Manila residents queue at stations as officials warn against hoarding ahead of a fuel price hike driven by Middle East war fears.
MANILA: Long queues formed at petrol stations across the Philippine capital as residents rushed to fill their tanks ahead of a steep government-announced increase in fuel prices.
The price surge, driven by global oil market disruptions from the US-Israeli war against Iran, will see staggered increases from Tuesday.
Energy Secretary Sharon Garin detailed the hikes, stating diesel would rise between 17 and 24 pesos per litre.
Normal gasoline will increase by seven to 13 pesos, while kerosene prices will jump between 32 and 38.50 pesos.
“You have to remember though that the price is not regulated by the Department of Energy,” Garin told reporters.
She explained the department can only monitor and ask for explanations, not impose controls.
At a Metro Manila station, attendant Enrico Guda said daily vehicle numbers had doubled to about 1,000.
“The line started 24 hours ago. Morning, afternoon, even at dawn,” he said.

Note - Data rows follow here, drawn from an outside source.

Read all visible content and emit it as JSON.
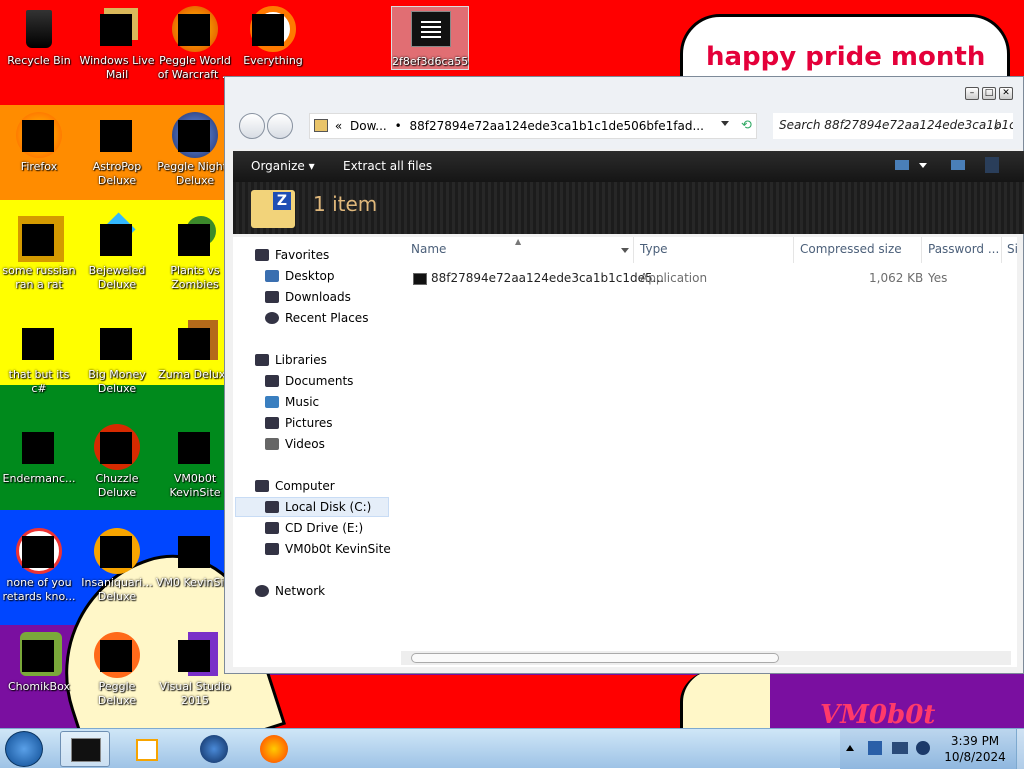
{
  "desktop": {
    "icons": [
      {
        "label": "Recycle Bin"
      },
      {
        "label": "Windows Live Mail"
      },
      {
        "label": "Peggle World of Warcraft ..."
      },
      {
        "label": "Everything"
      },
      {
        "label": "2f8ef3d6ca55"
      },
      {
        "label": "Firefox"
      },
      {
        "label": "AstroPop Deluxe"
      },
      {
        "label": "Peggle Nights Deluxe"
      },
      {
        "label": "some russian ran a rat"
      },
      {
        "label": "Bejeweled Deluxe"
      },
      {
        "label": "Plants vs Zombies"
      },
      {
        "label": "that but its c#"
      },
      {
        "label": "Big Money Deluxe"
      },
      {
        "label": "Zuma Deluxe"
      },
      {
        "label": "Endermanc..."
      },
      {
        "label": "Chuzzle Deluxe"
      },
      {
        "label": "VM0b0t KevinSite"
      },
      {
        "label": "none of you retards kno..."
      },
      {
        "label": "Insaniquari... Deluxe"
      },
      {
        "label": "VM0 KevinSi..."
      },
      {
        "label": "ChomikBox"
      },
      {
        "label": "Peggle Deluxe"
      },
      {
        "label": "Visual Studio 2015"
      }
    ],
    "wallpaper_text": "happy pride month",
    "wallpaper_bottom_text": "VM0b0t"
  },
  "explorer": {
    "address": {
      "prefix": "«",
      "crumb1": "Dow...",
      "crumb_sep": "•",
      "crumb2": "88f27894e72aa124ede3ca1b1c1de506bfe1fad..."
    },
    "search_placeholder": "Search 88f27894e72aa124ede3ca1b1c...",
    "toolbar": {
      "organize": "Organize",
      "extract": "Extract all files"
    },
    "details": {
      "count": "1 item"
    },
    "nav": {
      "favorites": "Favorites",
      "desktop": "Desktop",
      "downloads": "Downloads",
      "recent": "Recent Places",
      "libraries": "Libraries",
      "documents": "Documents",
      "music": "Music",
      "pictures": "Pictures",
      "videos": "Videos",
      "computer": "Computer",
      "local_disk": "Local Disk (C:)",
      "cd_drive": "CD Drive (E:)",
      "vm0b0t": "VM0b0t KevinSite",
      "network": "Network"
    },
    "columns": {
      "name": "Name",
      "type": "Type",
      "compressed": "Compressed size",
      "password": "Password ...",
      "size": "Si"
    },
    "file": {
      "name": "88f27894e72aa124ede3ca1b1c1de5...",
      "type": "Application",
      "compressed": "1,062 KB",
      "password": "Yes"
    }
  },
  "taskbar": {
    "time": "3:39 PM",
    "date": "10/8/2024"
  },
  "colors": {
    "infotext": "#e0b87b",
    "cloud_text": "#e4003a",
    "taskbar": "#9ec3e6"
  }
}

University student Francis Aranda said the spike “hurts”, forcing him to plan to use only half his weekly fuel allowance.
Police have been instructed to inspect stations for evidence of profiteering or hoarding, according to spokesman Brigadier General Randulf Tuano.

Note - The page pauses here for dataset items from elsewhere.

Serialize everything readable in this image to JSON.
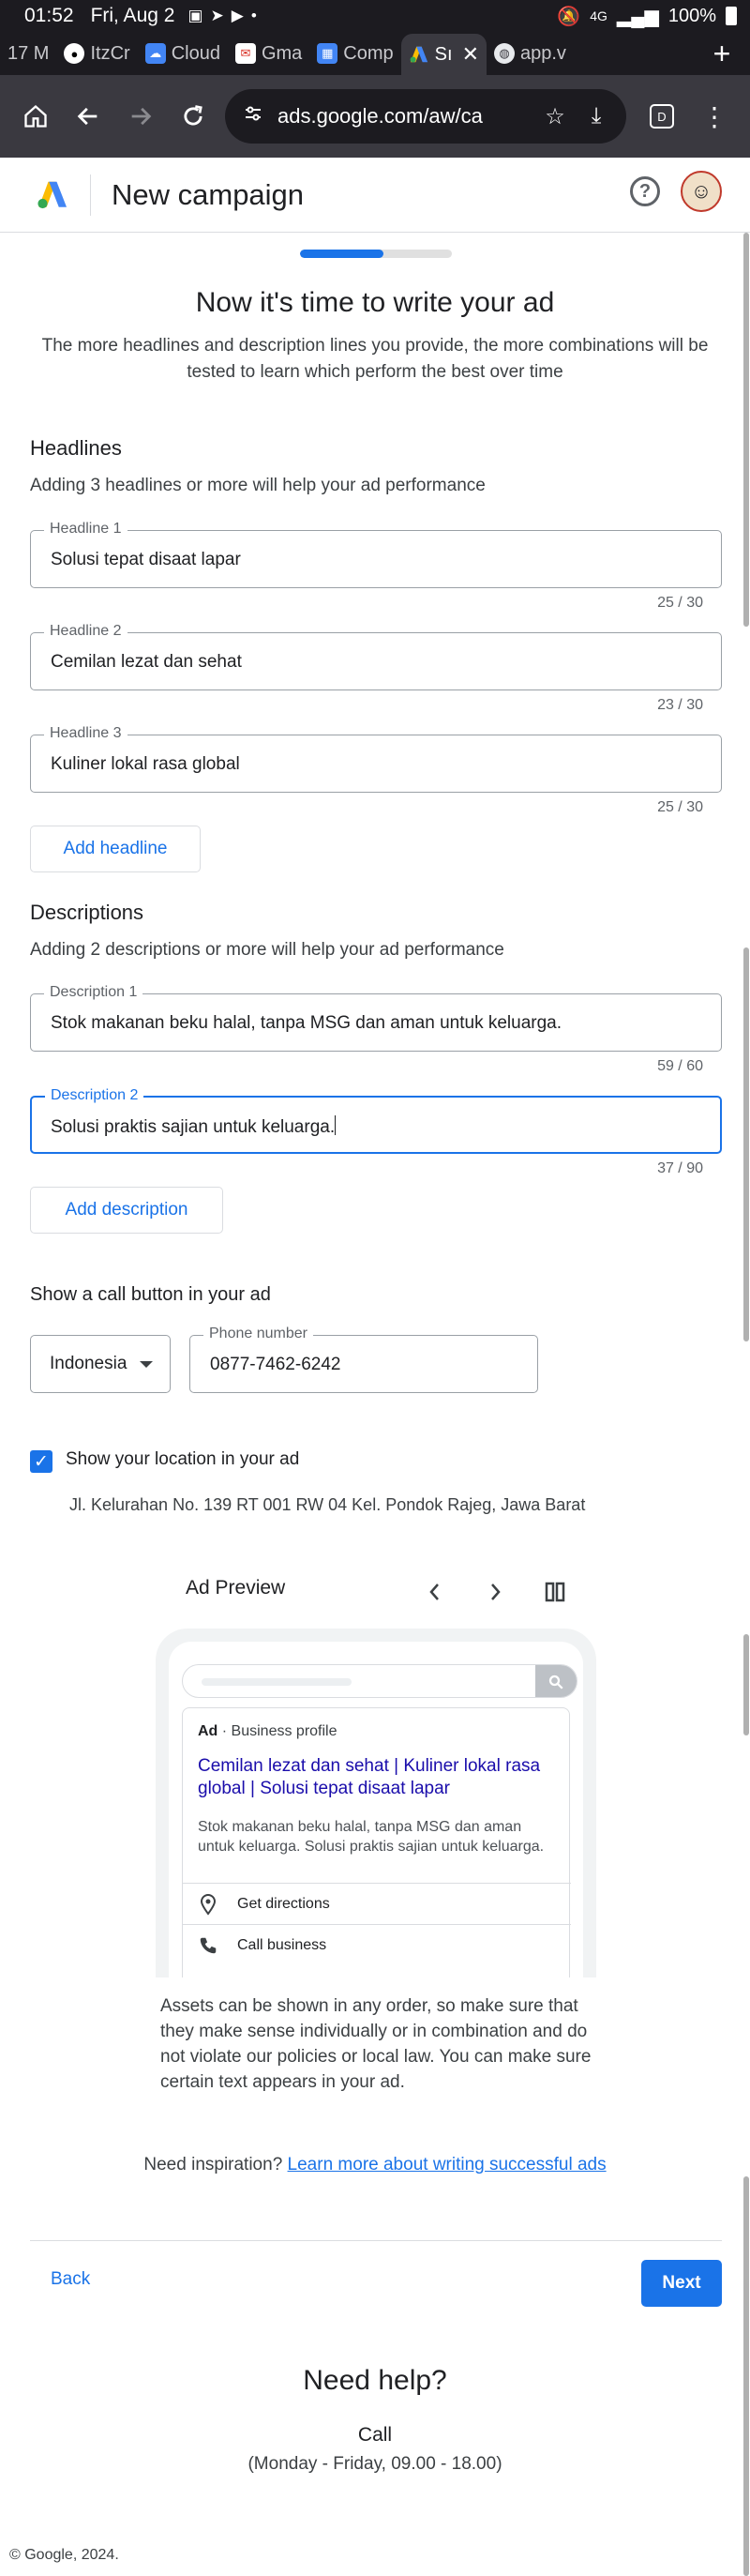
{
  "status_bar": {
    "time": "01:52",
    "date": "Fri, Aug 2",
    "signal": "4G",
    "battery": "100%"
  },
  "tabs": [
    {
      "label": "17 M",
      "icon": "generic-tab-icon"
    },
    {
      "label": "ItzCr",
      "icon": "github-icon"
    },
    {
      "label": "Cloud",
      "icon": "cloud-icon"
    },
    {
      "label": "Gma",
      "icon": "gmail-icon"
    },
    {
      "label": "Comp",
      "icon": "compose-icon"
    },
    {
      "label": "Sı",
      "icon": "google-ads-icon",
      "active": true
    },
    {
      "label": "app.v",
      "icon": "globe-icon"
    }
  ],
  "toolbar": {
    "url": "ads.google.com/aw/ca"
  },
  "header": {
    "title": "New campaign"
  },
  "progress": {
    "fraction": 0.55
  },
  "main": {
    "title": "Now it's time to write your ad",
    "intro": "The more headlines and description lines you provide, the more combinations will be tested to learn which perform the best over time"
  },
  "headlines": {
    "title": "Headlines",
    "subtitle": "Adding 3 headlines or more will help your ad performance",
    "fields": [
      {
        "label": "Headline 1",
        "value": "Solusi tepat disaat lapar",
        "counter": "25 / 30"
      },
      {
        "label": "Headline 2",
        "value": "Cemilan lezat dan sehat",
        "counter": "23 / 30"
      },
      {
        "label": "Headline 3",
        "value": "Kuliner lokal rasa global",
        "counter": "25 / 30"
      }
    ],
    "add_label": "Add headline"
  },
  "descriptions": {
    "title": "Descriptions",
    "subtitle": "Adding 2 descriptions or more will help your ad performance",
    "fields": [
      {
        "label": "Description 1",
        "value": "Stok makanan beku halal, tanpa MSG dan aman untuk keluarga.",
        "counter": "59 / 60"
      },
      {
        "label": "Description 2",
        "value": "Solusi praktis sajian untuk keluarga.",
        "counter": "37 / 90"
      }
    ],
    "add_label": "Add description"
  },
  "call": {
    "title": "Show a call button in your ad",
    "country": "Indonesia",
    "phone_label": "Phone number",
    "phone_value": "0877-7462-6242"
  },
  "location": {
    "checkbox_label": "Show your location in your ad",
    "checked": true,
    "address": "Jl. Kelurahan No. 139 RT 001 RW 04 Kel. Pondok Rajeg, Jawa Barat"
  },
  "preview": {
    "title": "Ad Preview",
    "ad_label": "Ad",
    "business_label": "Business profile",
    "ad_title": "Cemilan lezat dan sehat | Kuliner lokal rasa global | Solusi tepat disaat lapar",
    "ad_description": "Stok makanan beku halal, tanpa MSG dan aman untuk keluarga. Solusi praktis sajian untuk keluarga.",
    "directions_label": "Get directions",
    "call_label": "Call business"
  },
  "note": "Assets can be shown in any order, so make sure that they make sense individually or in combination and do not violate our policies or local law. You can make sure certain text appears in your ad.",
  "inspiration": {
    "prefix": "Need inspiration?",
    "link": "Learn more about writing successful ads"
  },
  "nav": {
    "back": "Back",
    "next": "Next"
  },
  "help": {
    "title": "Need help?",
    "call": "Call",
    "hours": "(Monday - Friday, 09.00 - 18.00)"
  },
  "footer": "© Google, 2024.",
  "colors": {
    "accent": "#1a73e8",
    "ad_title": "#1a0dab",
    "chrome_dark": "#1c1b20",
    "toolbar": "#3a3940"
  }
}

The conflict has damaged regional oil facilities and disrupted shipping, sending global benchmark prices surging past $110 a barrel.
In response, President Ferdinand Marcos announced a four-day government work week to save fuel.
He has also called on Congress to authorise a reduction in excise taxes if crude prices breach $80 per barrel.
Ferry operators are also hiking fares, with Starlite Ferries imposing a 25% increase from Tuesday.
Montenegro Shipping Lines said its prices would rise 10-20% from March 23.